M. Lamamra a appelé, face à ces développements, à l’impératif de “multiplier les efforts en agissant dans le cadre d’un groupe cohérent et unifié tenant en ligne de compte le principe de l’unité du destin et les valeurs et engagements sous tendus, tout en œuvrant à valoriser les constantes de son intégration et de sa renaissance en tant que Nation”.
Les développements dans le monde, aussi complexes soient-ils, “ne doivent pas détourner notre attention des préoccupations de notre nation arabe”, a-t-il insisté, citant en particulier, “la cause palestinienne, qui traverse aujourd’hui une de ses plus difficiles étapes, une phase marquée par un processus politique à l’arrêt, et un occupant qui persiste dans sa politique du fait accompli”.
Le chef de la diplomatie algérienne a salué, à cette occasion, “les frères palestiniens pour leur adhésion à l’initiative de réconciliation lancée par le président de la République, M. Abdelmadjid Tebboune, au début de cette année, en coordination avec son frère, le Président M. Mahmoud Abbas, une démarche couronnée par la signature de la +Déclaration d’Alger+ sanctionnant la Conférence d’unification des rangs palestiniens pour l’unité nationale palestinienne”.
“Nous espérons, sur la base de cette plateforme, pouvoir travailler de concert pour parvenir à un consensus plus large qui puisse aboutir à l’unification des pays arabes, au resserrement de leurs rangs et la conjugaison de leurs efforts, afin de résoudre les crises aiguës que traverse notre région arabe, devenue le théâtre de conflits entre de nombreuses puissances étrangères”, poursuit M. Lamamra.

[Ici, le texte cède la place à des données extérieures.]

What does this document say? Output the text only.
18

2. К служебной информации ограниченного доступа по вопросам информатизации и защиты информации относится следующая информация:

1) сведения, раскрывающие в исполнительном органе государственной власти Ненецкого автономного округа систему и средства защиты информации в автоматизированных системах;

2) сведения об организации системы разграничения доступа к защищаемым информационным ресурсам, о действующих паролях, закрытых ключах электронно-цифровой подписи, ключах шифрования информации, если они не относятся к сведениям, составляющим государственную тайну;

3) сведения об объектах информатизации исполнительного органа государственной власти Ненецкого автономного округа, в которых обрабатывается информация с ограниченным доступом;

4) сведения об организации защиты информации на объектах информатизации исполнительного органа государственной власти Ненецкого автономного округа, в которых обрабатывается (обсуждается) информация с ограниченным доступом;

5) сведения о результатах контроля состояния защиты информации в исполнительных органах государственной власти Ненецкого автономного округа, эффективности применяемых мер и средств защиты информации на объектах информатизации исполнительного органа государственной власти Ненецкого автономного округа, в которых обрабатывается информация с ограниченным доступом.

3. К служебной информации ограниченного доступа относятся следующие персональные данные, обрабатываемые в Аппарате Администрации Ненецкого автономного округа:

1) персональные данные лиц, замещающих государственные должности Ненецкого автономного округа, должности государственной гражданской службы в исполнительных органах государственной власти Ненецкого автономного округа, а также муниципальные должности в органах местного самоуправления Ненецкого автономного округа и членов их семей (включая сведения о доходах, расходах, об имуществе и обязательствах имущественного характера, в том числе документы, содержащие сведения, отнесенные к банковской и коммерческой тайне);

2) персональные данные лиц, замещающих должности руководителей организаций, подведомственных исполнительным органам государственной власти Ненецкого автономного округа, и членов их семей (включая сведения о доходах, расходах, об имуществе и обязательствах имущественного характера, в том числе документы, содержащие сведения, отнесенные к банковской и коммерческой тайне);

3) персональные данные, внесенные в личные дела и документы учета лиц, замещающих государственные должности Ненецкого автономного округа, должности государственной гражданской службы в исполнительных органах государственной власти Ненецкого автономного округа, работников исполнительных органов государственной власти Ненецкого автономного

Et d’ajouter: “la situation difficile par laquelle passent nos frères en Libye, en Syrie, au Yémen, en Somalie, au Soudan mais également au Liban, nous interpelle plus que jamais en vue de rattraper les efforts manqués”.
Les travaux de la réunion des ministres des Affaires étrangères préparatoire au Conseil de la Ligue des Etats arabes au niveau du sommet, se poursuivent samedi soir à huis-clos.